Partindo dos relatos de três personagens, reconectados pelo assassinado de um quarto amigo - escritor catapultado por um spamzine literário do final dos anos 1990 -, Galera constrói um texto cheio de lirismo, sem pieguices ou artificialismos na escolha dos verbos, dos tempos, dos adjetivos. A combinação dessas vozes, bem delimitadas, assentadas em pesquisa considerável e diferentes entre si, e costuradas por transpirarem certo deslocamento em comum, é a chave para a gente sacar que nenhum sucesso supera o fracasso de - a toda hora - assistir às coisas morrerem, às expectativas encurtarem, ao nosso terreno sendo ocupado.

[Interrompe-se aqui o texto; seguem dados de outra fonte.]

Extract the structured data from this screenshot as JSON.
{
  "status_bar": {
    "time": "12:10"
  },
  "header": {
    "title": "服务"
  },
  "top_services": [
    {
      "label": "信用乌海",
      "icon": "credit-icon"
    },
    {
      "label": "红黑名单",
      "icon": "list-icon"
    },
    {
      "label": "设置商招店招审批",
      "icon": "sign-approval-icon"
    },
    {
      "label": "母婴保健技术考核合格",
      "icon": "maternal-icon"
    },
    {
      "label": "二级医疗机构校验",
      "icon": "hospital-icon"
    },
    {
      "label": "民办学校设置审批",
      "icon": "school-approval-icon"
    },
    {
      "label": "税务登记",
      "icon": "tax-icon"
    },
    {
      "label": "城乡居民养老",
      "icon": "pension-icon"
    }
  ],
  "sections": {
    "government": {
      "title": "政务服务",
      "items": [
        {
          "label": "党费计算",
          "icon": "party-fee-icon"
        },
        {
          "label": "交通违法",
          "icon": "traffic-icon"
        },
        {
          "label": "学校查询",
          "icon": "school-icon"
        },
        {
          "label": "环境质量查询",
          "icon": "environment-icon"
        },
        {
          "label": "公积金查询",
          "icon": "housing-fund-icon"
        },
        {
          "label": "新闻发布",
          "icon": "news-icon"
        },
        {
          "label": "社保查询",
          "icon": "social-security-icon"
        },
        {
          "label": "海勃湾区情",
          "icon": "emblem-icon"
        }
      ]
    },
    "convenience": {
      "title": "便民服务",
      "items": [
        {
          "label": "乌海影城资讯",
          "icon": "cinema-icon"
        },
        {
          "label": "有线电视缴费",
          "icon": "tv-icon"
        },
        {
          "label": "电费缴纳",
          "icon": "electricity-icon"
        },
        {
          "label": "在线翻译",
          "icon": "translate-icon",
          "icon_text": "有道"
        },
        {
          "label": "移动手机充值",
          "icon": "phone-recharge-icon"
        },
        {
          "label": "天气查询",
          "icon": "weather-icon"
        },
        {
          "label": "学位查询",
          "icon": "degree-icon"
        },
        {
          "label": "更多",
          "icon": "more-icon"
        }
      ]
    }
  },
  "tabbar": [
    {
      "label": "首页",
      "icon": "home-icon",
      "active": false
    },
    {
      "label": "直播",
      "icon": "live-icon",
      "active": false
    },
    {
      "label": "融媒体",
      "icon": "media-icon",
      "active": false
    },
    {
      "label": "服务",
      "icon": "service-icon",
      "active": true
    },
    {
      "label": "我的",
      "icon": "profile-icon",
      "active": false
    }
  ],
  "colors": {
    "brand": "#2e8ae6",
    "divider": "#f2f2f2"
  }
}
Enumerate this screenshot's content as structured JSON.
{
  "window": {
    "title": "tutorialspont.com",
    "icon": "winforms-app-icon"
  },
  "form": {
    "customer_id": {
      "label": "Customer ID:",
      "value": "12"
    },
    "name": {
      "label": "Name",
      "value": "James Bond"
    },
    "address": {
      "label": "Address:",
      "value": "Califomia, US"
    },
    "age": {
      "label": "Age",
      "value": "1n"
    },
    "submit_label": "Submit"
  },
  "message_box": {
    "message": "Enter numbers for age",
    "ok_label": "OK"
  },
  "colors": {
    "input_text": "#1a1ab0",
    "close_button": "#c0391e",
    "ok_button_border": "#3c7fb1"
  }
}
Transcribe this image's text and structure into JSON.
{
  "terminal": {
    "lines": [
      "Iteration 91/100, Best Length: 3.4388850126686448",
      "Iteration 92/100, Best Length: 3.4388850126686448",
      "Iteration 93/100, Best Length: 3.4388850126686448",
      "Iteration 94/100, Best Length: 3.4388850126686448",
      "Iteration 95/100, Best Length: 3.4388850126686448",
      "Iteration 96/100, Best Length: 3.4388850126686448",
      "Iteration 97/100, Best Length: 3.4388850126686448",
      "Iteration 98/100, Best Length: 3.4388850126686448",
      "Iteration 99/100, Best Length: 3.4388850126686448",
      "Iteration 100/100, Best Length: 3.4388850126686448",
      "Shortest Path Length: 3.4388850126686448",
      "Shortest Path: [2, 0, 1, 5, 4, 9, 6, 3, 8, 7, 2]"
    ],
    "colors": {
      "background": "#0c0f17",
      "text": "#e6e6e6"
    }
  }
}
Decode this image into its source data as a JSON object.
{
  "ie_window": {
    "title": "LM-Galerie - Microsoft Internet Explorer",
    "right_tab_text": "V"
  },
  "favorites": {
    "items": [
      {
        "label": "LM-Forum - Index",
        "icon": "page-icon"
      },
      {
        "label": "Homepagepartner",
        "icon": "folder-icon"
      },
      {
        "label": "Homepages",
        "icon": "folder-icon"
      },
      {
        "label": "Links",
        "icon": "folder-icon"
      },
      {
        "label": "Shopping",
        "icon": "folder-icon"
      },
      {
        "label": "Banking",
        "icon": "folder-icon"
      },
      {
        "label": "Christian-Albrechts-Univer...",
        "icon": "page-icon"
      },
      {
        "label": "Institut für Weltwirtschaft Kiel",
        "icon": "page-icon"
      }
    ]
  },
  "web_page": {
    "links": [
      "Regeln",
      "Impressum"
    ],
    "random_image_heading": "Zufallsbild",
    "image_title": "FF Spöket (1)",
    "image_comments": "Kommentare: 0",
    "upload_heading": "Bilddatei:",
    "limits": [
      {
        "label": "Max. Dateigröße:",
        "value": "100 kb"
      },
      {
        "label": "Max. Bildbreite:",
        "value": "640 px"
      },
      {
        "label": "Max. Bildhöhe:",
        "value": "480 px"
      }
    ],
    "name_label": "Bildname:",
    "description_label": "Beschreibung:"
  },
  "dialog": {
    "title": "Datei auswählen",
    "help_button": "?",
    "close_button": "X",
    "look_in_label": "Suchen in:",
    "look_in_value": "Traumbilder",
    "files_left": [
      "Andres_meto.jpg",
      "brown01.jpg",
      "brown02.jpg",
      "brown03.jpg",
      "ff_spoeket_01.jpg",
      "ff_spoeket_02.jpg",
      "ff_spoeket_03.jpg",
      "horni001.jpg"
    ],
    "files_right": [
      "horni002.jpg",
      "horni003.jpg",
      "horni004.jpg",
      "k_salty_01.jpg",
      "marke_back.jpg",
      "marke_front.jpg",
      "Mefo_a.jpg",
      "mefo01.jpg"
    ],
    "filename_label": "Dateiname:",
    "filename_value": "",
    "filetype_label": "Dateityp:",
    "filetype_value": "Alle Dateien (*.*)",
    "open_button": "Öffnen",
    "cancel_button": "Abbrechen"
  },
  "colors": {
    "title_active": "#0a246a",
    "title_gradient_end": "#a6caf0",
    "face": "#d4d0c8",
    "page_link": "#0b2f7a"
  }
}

É inevitável pensar nos anos do Cardosonline, na euforia em torno daquela gangue, na descoberta de um espaço para ser visto, ouvido, para além do pátio do colégio, da cantina da faculdade, ou do bar da noite estranha. Toda uma geração classe média branca brasileira que se debruçou sobre a conexão discada, querendo encontrar alguém afim do outro lado da linha, sedendo por revelar o tesouro pop inalcançável. Eram horas e horas, madrugada adentro, livre dos algoritmos, imaginando que havia um tempo completamente inédito a ser escrito, um percurso autônomo, feito de relações desimpedidas, sem língua, sem fronteiras.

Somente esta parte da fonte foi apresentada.